Di solito, una volta trovato il coraggio necessario per uscire dal letto, scostare le coperte e mettere con un balzo i piedi a terra era un tutt’uno, un unico gesto atletico.
Quella mattina invece si sentì da subito impacciato, come se il suo corpo, mentre dormiva, si fosse rivestito di uno spesso strato di gommapiuma che gli intorpidiva gli arti rendendogli difficile ogni movimento e quello che di solito era un unico balzo, ora fu semplice dondolio sui glutei per poi trasformarsi in un goffo strisciare sulla schiena.

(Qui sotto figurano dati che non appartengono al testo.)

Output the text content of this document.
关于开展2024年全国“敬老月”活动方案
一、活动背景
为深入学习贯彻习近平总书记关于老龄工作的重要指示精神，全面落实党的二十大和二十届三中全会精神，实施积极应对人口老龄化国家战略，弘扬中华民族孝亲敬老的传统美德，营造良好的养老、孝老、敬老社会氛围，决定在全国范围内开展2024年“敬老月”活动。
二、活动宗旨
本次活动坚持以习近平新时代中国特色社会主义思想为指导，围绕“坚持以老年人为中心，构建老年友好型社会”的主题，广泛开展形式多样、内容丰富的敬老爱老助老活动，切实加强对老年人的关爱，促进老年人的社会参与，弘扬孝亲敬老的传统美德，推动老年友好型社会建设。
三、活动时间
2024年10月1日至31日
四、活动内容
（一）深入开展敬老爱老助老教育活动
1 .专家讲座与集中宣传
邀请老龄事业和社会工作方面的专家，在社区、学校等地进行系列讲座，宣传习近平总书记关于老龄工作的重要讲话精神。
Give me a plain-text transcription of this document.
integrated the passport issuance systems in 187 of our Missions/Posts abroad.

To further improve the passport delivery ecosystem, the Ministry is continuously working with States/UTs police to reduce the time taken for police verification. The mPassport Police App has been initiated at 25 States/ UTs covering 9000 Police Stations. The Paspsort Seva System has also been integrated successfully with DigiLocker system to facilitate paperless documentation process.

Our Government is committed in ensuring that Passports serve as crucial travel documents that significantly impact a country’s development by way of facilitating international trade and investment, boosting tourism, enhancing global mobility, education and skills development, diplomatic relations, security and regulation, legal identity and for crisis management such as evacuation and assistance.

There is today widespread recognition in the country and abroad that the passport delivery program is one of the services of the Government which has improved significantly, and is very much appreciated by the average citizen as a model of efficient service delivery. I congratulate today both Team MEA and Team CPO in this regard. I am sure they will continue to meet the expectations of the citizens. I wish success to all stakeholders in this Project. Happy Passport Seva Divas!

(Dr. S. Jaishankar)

Con questi movimenti impacciati Antonio riuscì a mettere le gambe fuori dal letto e poi, facendo forza sui gomiti, finalmente a sedersi e a mettere i piedi per terra… ma proprio lì, ai margini del letto, un’altra sorpresa lo attendeva: i suoi piedi non riuscivano più ad entrare dentro alle pantofole che fino alla sera prima gli calzavano alla perfezione. Due piedi gonfi e piatti avevano preso il posto dei suoi, snelli e dall’arco perfetto, frutto di quattro anni di plantare ortopedico-correttivo portato durante l’infanzia. Ma la cosa che lo sorprese di più fu accorgersi che non solo i piedi erano diventati più gonfi, che poteva anche succedere, la cosa strana era che, a primo acchito, sembravano essere diventati anche più corti; forzando le pantofole, infatti, si accorse che dalla punta delle dita a quella delle ciabatte abbondavano più di cinque centimetri: da quanto poteva vedere, si era addormentato con dei piedi quarantaquattro e se li ritrovava quaranta/quarantuno.
Fu a questo punto, tra grattatine di testa, sbadigli e i soliti stiracchiamenti che frapponeva tra il risveglio e la volontà di cominciare la giornata, che lo sguardo di Antonio, dopo aver vagato svogliatamente per la camera alla ricerca di un perché di quelle stranezze, si posò sulle sue mani: quelle stentò perfino a riconoscerle; più volte le aprì, le chiuse, le girò e rigirò per esaminarne bene il palmo e il dorso, le avvicinò e allontanò dal viso stirando o chiudendo le braccia e alla fine giunse ad una conclusione sorprendente: quelle appese alle sue braccia non erano le sue mani!... Come avevano potuto le sue lunghe dita “da pianista” trasformarsi in una notte in quei dieci salsicciotti, grossi e tozzi, buoni solo per il sugo? E poi lui non aveva mai avuto questa peluria nera e setolosa sul dorso; le sue mani, così longilinee e nervose, erano diventate tozze e gonfie e le vene che fino al giorno prima ne attraversavano il dorso erano letteralmente ricoperte di grasso, se ne intravedevano a malapena le tracce azzurrognole, come minuscoli fiumi carsici sotterrati sotto un morbido letto di carne rosata dall’epidermide tirata come quella di un maialino da latte.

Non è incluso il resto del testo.